US. Maine forces pension funds to dump fossil fuels

Last week, Maine passed bill LD99; an act to require the state to divest itself of assets invested in the fossil fuel industry. Needing 17 votes to pass, it succeeded with 18 in favour while 15 voted against the bill and two were excused.

Under the law, the Maine Public Employees Retirement System “may not invest the assets of any state pension or annuity fund in any stocks or other securities of any corporation or company within the fossil fuel industry or any subsidiary, affiliate or parent of any corporation or company among the 200 largest publicly traded fossil fuel companies”.

The fund must also divest any such holdings by 1 January 2026.

However, short-term investment funds that blend commercial paper or futures are exempt from the restrictions.

The bill, which was supported by Maine state treasurer Henry Beck, also directs the state Treasury to do the same across all state funds.

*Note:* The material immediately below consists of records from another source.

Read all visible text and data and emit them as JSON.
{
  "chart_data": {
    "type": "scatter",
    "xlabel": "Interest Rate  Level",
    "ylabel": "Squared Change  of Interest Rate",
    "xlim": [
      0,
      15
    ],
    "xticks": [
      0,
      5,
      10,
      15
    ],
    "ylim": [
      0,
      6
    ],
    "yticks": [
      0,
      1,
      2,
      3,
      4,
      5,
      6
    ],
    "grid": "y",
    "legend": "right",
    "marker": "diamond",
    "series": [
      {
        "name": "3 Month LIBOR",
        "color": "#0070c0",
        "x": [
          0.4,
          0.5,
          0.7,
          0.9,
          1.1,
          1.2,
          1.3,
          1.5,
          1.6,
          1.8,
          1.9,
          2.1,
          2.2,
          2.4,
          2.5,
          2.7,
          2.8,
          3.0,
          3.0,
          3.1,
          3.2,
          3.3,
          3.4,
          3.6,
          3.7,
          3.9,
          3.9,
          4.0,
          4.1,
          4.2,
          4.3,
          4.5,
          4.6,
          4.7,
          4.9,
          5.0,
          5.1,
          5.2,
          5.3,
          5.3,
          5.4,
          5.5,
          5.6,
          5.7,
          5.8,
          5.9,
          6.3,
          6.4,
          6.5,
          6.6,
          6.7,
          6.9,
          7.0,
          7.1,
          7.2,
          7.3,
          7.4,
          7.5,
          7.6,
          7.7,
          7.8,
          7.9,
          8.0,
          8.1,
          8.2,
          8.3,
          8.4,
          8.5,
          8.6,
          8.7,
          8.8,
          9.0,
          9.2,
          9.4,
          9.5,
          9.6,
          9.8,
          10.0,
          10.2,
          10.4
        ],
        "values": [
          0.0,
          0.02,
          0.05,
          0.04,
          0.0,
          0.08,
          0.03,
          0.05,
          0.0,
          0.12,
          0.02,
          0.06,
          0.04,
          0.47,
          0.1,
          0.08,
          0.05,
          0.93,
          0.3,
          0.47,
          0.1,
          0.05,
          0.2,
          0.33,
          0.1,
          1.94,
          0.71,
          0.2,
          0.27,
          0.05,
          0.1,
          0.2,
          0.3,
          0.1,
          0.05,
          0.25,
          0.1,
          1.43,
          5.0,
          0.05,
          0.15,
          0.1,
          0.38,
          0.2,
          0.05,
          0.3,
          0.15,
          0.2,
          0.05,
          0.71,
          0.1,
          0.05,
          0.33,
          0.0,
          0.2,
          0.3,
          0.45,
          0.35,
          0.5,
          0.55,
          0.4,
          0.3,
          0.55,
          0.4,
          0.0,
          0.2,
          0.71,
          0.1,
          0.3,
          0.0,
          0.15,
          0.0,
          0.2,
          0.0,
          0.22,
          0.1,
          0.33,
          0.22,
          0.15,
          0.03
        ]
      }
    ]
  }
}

“If Maine can divest responsibly and thoughtfully, there are no more excuses for any other pension fund and legislature in the USA. It is past time for every other public pension to address the mounting climate risk in their portfolios by holding onto fossil fuel investments. These are a ticking time bomb and fiduciaries must act,” according to Richard Brooks, climate finance director at Stand.earth, which is coordinating the national Climate Safe Pensions Network.